Un très bon article sur les arguments commerciaux de solutions de content management:
http://www.cmswatch.com/Feature/142-Top-10-Fibs
trouvé sur le nouveau blog des développeurs d’Alfresco.
Mon préféré:
« Our open-source solution means you’ll get off cheap » and « Our commercial solution is better supported than open-source alternatives »
Tony: He’s right in saying that the « really big expenses lie in customization and integration » but, in my experience with quality open source projects (see above), he’s wrong to argue that « some open-source tools will cost you more than their commercial equivalents. » Well, he’s not wrong, but it would be important for him to point out those projects that end up costing more.

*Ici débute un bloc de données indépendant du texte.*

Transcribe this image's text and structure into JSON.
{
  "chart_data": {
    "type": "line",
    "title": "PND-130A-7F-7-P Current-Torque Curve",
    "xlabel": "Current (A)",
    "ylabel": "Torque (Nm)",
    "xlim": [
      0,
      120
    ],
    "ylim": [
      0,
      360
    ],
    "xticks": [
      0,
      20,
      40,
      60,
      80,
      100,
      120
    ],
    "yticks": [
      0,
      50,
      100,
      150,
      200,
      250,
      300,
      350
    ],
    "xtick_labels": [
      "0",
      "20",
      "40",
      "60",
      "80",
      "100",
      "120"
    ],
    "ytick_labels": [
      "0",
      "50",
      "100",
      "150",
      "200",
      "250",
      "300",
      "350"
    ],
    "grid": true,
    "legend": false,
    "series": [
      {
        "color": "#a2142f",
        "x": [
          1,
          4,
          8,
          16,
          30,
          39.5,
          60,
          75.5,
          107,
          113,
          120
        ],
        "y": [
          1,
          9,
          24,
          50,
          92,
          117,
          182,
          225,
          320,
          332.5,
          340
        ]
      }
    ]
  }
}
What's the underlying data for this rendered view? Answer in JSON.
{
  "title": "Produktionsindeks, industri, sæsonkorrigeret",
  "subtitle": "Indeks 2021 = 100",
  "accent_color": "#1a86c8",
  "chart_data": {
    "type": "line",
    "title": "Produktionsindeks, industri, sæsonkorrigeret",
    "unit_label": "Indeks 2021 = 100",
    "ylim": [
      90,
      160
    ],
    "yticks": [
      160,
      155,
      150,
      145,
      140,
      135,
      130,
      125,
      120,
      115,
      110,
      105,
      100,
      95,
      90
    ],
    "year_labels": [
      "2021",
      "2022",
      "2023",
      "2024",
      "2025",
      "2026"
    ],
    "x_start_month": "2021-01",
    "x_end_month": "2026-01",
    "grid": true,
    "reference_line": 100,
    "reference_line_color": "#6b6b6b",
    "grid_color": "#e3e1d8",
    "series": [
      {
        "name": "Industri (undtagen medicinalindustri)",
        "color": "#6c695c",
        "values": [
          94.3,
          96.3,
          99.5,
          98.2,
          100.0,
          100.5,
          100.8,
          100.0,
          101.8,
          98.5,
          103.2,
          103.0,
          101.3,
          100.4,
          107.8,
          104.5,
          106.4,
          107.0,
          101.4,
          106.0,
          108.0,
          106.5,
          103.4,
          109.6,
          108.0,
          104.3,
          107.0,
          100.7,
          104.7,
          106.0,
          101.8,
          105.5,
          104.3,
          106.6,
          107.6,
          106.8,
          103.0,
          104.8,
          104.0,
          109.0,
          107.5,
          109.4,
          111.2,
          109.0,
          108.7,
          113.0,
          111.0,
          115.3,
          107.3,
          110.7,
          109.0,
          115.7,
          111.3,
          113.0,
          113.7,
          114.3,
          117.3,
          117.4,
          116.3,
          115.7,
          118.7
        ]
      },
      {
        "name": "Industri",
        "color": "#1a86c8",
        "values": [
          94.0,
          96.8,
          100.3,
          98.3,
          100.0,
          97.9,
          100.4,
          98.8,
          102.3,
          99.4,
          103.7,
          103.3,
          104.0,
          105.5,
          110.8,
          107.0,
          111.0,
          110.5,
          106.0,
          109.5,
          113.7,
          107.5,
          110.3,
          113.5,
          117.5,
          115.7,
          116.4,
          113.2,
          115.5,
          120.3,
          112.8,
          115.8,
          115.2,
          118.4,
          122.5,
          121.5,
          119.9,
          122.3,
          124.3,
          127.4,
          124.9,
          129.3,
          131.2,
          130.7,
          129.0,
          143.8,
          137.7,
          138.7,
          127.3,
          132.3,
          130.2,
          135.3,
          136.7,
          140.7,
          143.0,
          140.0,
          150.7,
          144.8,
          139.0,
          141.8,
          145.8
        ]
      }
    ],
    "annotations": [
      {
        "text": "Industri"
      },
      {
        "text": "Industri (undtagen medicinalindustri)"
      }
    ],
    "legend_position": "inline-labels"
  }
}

I’ve yet to see it.
With a commercially supported product like Alfresco, for example, we have customer after customer that has spent dramatically less on both the licensing costs and the implementation costs. And, again, we tend to be bidding against both greenfield and incumbent installations of proprietary software products that have run enterprises hundreds of thousands to millions of dollars in both acquisition and implementation costs, only to have the overpriced system not work.
Does this happen with open source? Sure. One of our prospective customers is considering a move off their open source system because it hasn’t scaled or implemented well. But the cost of their failure is a fraction of what our proprietary competitors impose.
As for the support question, it all depends on comparing apples with apples. Typo3 support (a la Enomaly is going to be as good or better than you’d get from OpenText. Ditto, in another world, with SugarCRM support from Sugar and/or Corra Technology. Or Compiere in the ERP space. The important thing is to compare apples (commercial company support) with apples (commercial company support from the open source product vendor or their SIs).